Un diagnostic anti-moderne radical (qui a, lui aussi, sa mythologie),  une pièce à verser au dossier. Ce n’est sans doute pas la seule.

 

Commentaires

  • Je ne discerne pas très bien le fil conducteur de cette analyse, qui est plutôt une sorte de constat journalistique. Quoi qu'il en soit, je suis effrayé qu'on traite ces questions d'Église comme s'il s'agissait de n'importe quel gouvernement national, parti politique, organisation syndicale, ONG ou multinationale privée quelconque.

    Bref, j'ai un peu l'impression que Dieu, le principal 'actionnaire' de l'association Église catholique, celui qui lui donne sa raison sociale et son fil directeur, en est absent, qu'il est mis sur la touche. Or, c'est précisément ce qu'on peut reprocher aussi aux dérives de Vatican II, notamment liturgiques, c'est d'avoir donné congé à Dieu, comme si son Esprit Saint n'était plus nécessaire pour nous éclairer.

    Si l'Église, sous certains aspects organisationnels, peut apparaître vue de l'extérieur comme une association seulement humaine, il ne peut en être de même de l'intérieur. Et l'Église a eu raison de lutter contre toutes les idéologies matérialistes athées, nées au 19è ou au 20è siècle : le capitalisme, le communisme, l'anarchisme, le fascisme, le nazisme. Et cette lutte est encore plus nécessaire aujourd'hui. Prétendre que c'est une lutte devenue inutile ou dépassée est un leurre.

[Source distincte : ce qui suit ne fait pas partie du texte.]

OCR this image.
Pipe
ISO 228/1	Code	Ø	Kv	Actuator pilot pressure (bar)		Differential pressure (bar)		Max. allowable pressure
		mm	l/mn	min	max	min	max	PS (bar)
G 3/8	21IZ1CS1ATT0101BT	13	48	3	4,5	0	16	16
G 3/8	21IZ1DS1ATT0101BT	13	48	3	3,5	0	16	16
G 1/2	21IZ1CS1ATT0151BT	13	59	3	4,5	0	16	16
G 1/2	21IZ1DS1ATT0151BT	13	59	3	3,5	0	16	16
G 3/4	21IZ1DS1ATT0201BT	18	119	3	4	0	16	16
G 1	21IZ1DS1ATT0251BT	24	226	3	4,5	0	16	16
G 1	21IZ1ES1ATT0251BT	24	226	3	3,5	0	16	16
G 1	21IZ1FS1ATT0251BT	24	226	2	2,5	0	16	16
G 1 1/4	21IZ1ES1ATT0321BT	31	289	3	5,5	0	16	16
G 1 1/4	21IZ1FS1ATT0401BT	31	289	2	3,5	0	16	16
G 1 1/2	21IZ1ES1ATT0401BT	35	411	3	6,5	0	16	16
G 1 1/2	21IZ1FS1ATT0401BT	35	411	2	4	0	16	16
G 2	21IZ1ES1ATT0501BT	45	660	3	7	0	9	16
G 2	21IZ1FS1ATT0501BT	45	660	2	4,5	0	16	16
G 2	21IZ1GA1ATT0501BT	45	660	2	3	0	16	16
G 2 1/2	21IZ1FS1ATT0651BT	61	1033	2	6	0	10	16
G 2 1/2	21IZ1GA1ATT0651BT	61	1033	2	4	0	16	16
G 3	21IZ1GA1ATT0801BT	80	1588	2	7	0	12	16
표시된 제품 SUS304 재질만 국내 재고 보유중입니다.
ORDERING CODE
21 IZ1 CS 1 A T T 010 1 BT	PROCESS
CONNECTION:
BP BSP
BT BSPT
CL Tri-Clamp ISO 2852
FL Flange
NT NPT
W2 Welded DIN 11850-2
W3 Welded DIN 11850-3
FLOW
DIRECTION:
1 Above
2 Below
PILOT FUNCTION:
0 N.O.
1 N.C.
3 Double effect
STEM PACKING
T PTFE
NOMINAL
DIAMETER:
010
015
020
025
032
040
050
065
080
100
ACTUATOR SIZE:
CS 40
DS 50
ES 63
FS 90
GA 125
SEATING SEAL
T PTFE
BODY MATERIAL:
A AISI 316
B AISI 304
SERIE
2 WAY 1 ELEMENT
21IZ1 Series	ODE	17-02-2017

    Il ne faut pas avoir peur de se revendiquer 'conservateur', quand il s'agit de 'conserver' des valeurs importantes, pour lesquelles ont déjà lutté tous nos ancêtres, et pour lesquelles ils ont souvent donné leur vie en témoins du Christ. Être 'conservateur', c'est donc conserver précieusement leur mémoire et leur héritage, comme un legs à faire fructifier en hommage à leur propre vie.

    Un prétendu progrès qui consiste à couper les racines d'un arbre portant beaucoup de fruits, n'est certainement pas un progrès. Un peuple ou une société qui ne conserve plus ce que lui a légué son passé se condamne à n'avoir pas d'avenir. Il est comme cet arbre qui n'est plus irrigué et qui se dessèche sur pied.

    Tant que ces idéologies matérialistes athées se battront pour réfuter violemment le message transmis par le Christ, il sera juste que l'Église ne capitule pas devant elles, comme si elle avait perdu la foi en Dieu et en sa mission, et avait fait allégeance à César.